Chutes est cette autofiction sans fin, que l’écrivain ne cesse de pétrir. Une pâte à livre qui va lever, pour donner vie à un journal des instants de vie où Yves Charnet se bat et se débat avec les effritements et les échecs qui le menacent. Il y a la secousse tellurique du refus de son éditeur de publier son dernier livre, le troisième refus en trois ans – Personne n’a compris que tu perdais ta dernière amarre. Ton dernier ancrage –, la chute de sa mère, qu’il ressent comme un tremblement de terre, le tremblement d’un fils. Il y a Madeleine, comme dans la chanson de Jacques Brel, l’écrivain ne l’attend pas avec son bouquet de lilas, il l’attend en écrivant, il la regarde, l’écoute, lui écrit, Madeleineentre peur et désir de fuite – Je suis là. Dans la ville. J’ai tout mon temps. Pour vous. Il y a les musiciens, ses chanteurs, ses enchanteurs qui chutent, Michel Delpech, Léonard Cohen, Pierre Barouh, le plus tendre, le plus discret, le plus vagabond. Face à ces douleurs, ces chutes et ces orages, il y a des éclaircies, les éclats solaires d’Agathe et Augustin, ses enfants – Le murmure de leur voix berce ma fatigue. Il y les amis, chanteurs : Serge Lama – Le magicien de mon enfadolescence –, écrivains dont la présence fleurit dans ce journal qui enfante des romans : Flaubert, Jacques Dupin, Huysmans – des fulgurances sur Manet, Monet, Renoir –, Blaise Cendrars, Cravan – L’âme au bout des gants –, Blondin, Perros, Pirotte – Il y a des écrivains secrets dont on aime à se répéter les noms –, il y a la musique, la peinture, ses élèves – l’émouvante jeunesse de leurs visages –, il y a Toulouse et sa péniche, Nevers et son enfance, il y a des villes taurines et des passions sang et or. L’écrivain en fuite se souvient de L’Âge d’homme de Michel Leiris (1), et de l’invitation à écrire avec le même engagement, que celui d’un torero dans l’arène, lorsqu’il s’avance pour tuer son taureau, exposant le temps de respirer, son corps aux cornes, deux authenticités qui se croisent, deux destins qui défient la mort. L’écrivain des chutes et des masques, avance dans son journal, d’une façon semblable, il offre ses défaillances, ses douleurs, sa lassitude, ses éclairs de joie, ses souvenirs enflammés, au lecteur qui se tient au centre du livre, comme au centre d’une arène. 

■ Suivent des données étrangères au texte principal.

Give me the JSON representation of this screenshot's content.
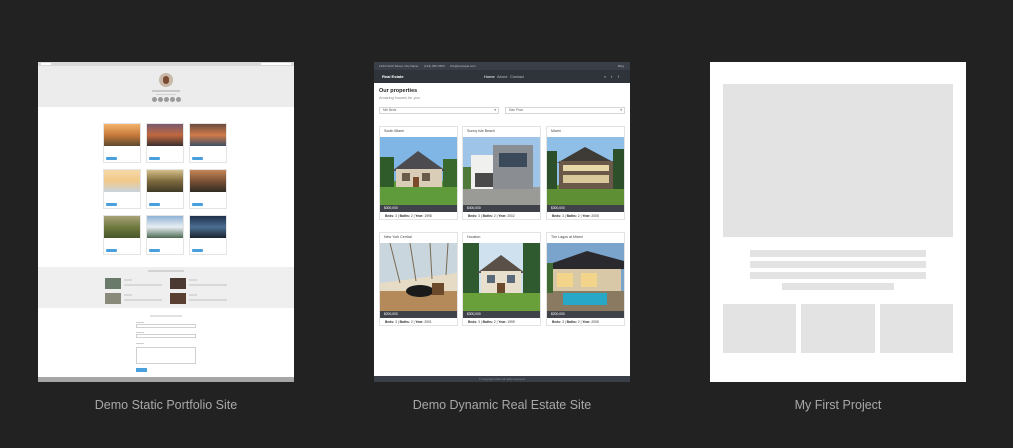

« On finit par céder sa place à l’ombre. Par fatigue, par goût du rond. Il fait noir par la fenêtre. Et encore plus noir dans ta tête. Ce soir je bois. A la santé de mon désarroi. Il y a des choses que l’on n’écrit que lorsqu’il est trop tard. Des aveux à personne. Il y a des choses que l’on n’écrit que lorsque l’on n’est plus personne. Mister Nobodyves ». 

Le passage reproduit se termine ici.